Reporter William J. Broad spent a week with the scientists designing America’s space weaponry

“It was May 1984, and, for me, deep into a week of roaming among the young warriors. They had graduated at the tops of their classes from some of the most competitive universities in America. Now they worked at the Lawrence Livermore National Laboratory, a federal facility for the design of nuclear weapons in a dry valley about 40 miles east of San Francisco. Theirs was a world of blue jeans, Coke bottles and top-secret research that took place six or seven days a week, often all night long. Their labors had helped inspire the “Star Wars” speech of President Reagan and were now aimed at bringing that vision to life. Their goal was to channel the power of nuclear explosions into deadly beams that would flash through space to destroy enemy missiles. They… talked late into the night about how to use their futuristic inventions…

“But their excitement also had a dark side. They could be arrogant. At times they seemed to believe that their labors gave them the power to save or destroy the world. They enjoyed black humor. Mimicking a florist commercial, they liked to say the bombs of Livermore were the way to ‘send the very best’”
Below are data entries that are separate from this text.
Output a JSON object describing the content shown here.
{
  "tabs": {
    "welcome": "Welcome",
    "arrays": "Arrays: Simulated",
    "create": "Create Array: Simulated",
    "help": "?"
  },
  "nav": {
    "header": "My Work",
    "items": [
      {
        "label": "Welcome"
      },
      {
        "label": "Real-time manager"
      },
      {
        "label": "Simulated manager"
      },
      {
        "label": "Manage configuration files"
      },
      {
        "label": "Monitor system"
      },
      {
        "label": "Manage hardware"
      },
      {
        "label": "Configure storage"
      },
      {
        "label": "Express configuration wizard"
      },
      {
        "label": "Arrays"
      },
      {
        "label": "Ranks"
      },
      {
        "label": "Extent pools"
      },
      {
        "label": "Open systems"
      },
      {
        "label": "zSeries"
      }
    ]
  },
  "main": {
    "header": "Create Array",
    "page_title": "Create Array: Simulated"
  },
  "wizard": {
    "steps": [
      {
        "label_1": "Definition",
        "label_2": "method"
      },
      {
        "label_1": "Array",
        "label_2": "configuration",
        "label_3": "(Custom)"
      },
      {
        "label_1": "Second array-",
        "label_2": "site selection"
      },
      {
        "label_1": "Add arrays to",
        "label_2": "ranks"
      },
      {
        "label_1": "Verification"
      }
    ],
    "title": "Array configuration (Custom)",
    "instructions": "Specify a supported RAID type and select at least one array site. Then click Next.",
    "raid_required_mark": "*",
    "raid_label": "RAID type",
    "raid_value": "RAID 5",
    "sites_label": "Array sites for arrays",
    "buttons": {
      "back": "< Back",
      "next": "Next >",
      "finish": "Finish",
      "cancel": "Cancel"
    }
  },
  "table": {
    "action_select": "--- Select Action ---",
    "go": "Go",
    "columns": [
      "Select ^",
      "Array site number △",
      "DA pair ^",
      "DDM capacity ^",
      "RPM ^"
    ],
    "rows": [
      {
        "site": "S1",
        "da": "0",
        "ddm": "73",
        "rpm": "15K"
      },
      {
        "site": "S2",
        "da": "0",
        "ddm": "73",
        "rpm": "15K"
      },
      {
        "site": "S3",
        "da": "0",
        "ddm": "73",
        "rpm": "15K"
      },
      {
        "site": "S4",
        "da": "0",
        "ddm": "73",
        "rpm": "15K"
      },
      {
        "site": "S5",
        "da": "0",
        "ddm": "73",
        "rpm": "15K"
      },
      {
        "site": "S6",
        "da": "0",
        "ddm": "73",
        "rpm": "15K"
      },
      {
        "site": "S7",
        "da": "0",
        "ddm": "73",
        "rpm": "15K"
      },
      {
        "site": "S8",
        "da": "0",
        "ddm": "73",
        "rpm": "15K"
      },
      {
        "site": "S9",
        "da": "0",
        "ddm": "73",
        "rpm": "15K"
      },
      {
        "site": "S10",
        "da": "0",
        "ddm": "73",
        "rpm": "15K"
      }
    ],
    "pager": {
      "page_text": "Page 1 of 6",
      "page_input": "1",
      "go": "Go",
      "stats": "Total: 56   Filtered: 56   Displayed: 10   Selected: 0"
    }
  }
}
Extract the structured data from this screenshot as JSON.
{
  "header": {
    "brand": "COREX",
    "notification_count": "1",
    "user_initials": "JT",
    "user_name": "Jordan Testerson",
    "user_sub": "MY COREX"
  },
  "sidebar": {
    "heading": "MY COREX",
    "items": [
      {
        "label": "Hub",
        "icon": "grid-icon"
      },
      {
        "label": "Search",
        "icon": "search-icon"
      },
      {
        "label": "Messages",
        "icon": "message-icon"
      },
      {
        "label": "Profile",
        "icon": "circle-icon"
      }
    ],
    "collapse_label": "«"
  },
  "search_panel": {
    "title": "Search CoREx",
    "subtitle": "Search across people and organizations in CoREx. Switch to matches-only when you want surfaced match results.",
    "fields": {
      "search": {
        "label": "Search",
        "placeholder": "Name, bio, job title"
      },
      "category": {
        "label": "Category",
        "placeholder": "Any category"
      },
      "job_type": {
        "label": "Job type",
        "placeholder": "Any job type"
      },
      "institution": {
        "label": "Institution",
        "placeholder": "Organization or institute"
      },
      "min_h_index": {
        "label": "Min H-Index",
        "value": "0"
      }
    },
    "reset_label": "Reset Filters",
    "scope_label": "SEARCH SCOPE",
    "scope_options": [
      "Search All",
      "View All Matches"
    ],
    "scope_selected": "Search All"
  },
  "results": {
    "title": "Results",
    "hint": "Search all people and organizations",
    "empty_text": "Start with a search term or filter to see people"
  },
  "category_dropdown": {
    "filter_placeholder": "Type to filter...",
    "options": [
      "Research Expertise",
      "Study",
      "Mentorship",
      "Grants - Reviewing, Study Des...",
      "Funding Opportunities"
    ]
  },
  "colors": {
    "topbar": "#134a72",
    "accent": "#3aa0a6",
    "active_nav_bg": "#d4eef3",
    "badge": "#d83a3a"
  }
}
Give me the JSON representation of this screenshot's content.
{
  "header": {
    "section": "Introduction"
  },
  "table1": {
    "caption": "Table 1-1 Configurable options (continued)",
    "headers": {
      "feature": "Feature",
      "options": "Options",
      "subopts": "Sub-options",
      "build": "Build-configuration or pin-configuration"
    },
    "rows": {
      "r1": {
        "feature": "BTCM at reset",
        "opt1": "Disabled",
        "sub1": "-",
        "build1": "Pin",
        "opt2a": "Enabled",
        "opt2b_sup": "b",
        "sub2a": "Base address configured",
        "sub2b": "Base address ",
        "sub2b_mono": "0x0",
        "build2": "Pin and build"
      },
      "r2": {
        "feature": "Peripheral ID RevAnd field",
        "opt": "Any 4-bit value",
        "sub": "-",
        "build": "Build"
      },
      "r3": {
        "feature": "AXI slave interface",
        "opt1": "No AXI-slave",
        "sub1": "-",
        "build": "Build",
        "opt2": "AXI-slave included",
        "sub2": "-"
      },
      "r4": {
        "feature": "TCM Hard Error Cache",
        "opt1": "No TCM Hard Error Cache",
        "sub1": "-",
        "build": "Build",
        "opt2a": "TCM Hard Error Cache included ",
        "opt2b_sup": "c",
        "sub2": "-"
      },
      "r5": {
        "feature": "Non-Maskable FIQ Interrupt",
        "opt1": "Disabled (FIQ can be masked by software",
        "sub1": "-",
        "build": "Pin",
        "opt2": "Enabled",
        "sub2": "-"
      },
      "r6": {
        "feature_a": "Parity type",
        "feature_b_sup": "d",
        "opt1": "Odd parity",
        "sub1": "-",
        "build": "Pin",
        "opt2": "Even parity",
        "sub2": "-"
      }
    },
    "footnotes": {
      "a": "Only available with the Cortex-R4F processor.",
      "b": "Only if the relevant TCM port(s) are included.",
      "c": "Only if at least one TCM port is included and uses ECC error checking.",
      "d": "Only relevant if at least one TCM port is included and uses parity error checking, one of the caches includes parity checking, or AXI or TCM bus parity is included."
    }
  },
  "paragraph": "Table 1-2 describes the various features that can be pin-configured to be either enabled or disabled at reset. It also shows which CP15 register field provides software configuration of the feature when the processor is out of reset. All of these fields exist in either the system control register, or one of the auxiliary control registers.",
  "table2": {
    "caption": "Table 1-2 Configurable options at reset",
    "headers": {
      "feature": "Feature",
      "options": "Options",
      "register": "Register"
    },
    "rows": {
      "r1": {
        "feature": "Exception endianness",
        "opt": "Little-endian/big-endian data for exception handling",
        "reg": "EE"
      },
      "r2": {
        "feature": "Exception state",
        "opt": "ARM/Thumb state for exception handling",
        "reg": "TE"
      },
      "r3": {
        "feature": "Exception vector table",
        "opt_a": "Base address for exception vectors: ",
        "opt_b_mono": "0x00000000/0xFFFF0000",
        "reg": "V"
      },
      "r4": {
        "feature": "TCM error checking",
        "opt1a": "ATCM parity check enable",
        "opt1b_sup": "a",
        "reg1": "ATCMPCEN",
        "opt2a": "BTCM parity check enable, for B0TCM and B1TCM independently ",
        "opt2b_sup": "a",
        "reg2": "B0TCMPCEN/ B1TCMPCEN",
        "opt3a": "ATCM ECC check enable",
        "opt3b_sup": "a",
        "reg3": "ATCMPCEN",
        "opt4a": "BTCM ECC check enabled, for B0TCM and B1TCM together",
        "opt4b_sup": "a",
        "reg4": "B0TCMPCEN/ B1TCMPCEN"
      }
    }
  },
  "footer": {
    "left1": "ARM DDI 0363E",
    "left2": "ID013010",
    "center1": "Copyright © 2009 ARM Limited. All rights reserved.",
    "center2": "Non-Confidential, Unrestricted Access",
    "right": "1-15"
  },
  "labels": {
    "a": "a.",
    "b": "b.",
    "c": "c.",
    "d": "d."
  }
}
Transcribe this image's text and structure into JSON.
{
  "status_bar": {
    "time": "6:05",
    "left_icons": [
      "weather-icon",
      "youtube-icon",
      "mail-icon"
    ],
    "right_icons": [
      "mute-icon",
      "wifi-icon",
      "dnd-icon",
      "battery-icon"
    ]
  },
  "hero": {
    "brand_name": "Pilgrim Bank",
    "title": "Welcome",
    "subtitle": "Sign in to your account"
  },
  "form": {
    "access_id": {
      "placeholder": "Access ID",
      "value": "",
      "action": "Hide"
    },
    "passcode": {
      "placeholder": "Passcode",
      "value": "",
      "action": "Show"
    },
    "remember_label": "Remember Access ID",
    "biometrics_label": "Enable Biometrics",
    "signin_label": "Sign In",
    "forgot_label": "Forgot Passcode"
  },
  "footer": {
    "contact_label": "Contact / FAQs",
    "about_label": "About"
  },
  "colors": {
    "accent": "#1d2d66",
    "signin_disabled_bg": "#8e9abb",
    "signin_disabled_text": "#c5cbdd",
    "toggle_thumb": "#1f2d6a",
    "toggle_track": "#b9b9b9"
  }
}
      – From Star Warriors by William J. Broad.

 

Visiting the Lawrence Livermore National Laboratory, the nation’s central clear-weapon design facility, Bill Broad felt for a moment as if he were back in his undergraduate college dormitory. As a reporter for The New York Times, he was there to interview one of the chief scientists involved in the X-ray laser beam—the principal component of the so-called “Star Wars” plan—and noticed scores of men in their early to mid-20’s scurrying through the corridors and between buildings, consuming seemingly limitless amounts of ice cream and Coke. Broad quickly discovered that they weren’t summer interns or part of a school field trip, but the actual designers of the most advanced nuclear weapons on earth. As Broad says in his book Star Warriors: A Penetrating Look Into the Lives of the Young Scientists Who Are Behind Our Space Age Weaponry, “Amid such casualness it was easy to miss the potential power of this dedicated group of young men. They looked as if they would fit into the engineering or physics department of any major university in America.”

Bill decided during the interview that in order to know these young men—what made them do what they did, what defined them as geniuses—he would live with them for a week. Star Warriors recounts that time. At age 34, Broad is roughly one of their peers. He enters their universe and watches them work, often around the clock, on designs for supercomputers and nuclear weapons. He eats with them at Burger King and local Chinese restaurants, hears how they were recruited by the lab (some of them while they were still in their teens), listens to tales of old girlfriends and childhood.

Broad was born in Milwaukee in 1951, and after completing what he loosely terms an undergraduate degree—half in visual arts and half in science—he entered the University of Wisconsin at Madison as a graduate student in the history of science. After five years as a reporter for various science magazines, he made the monumental leap to science reporter for the Times, where he is still the youngest in the department.

His byline appears regularly, often on the front page. He has covered several space shuttle missions, military hardware developments, tours of the CERN lab in Switzerland and the newest high-tech wizardry in nuclear weapons, atom smashers and telescopes. Broad has a regular spot in the media dome at Cape Kennedy, two miles from blast-off site, and admits that he’d love to go on a shuttle mission—or to Mars—knowing that “my generation of reporters is the first that will have that chance.”

In Star Warriors, (Simon & Schuster), Broad is able to illuminate the life and lives behind history’s most inhuman death-affirming technology.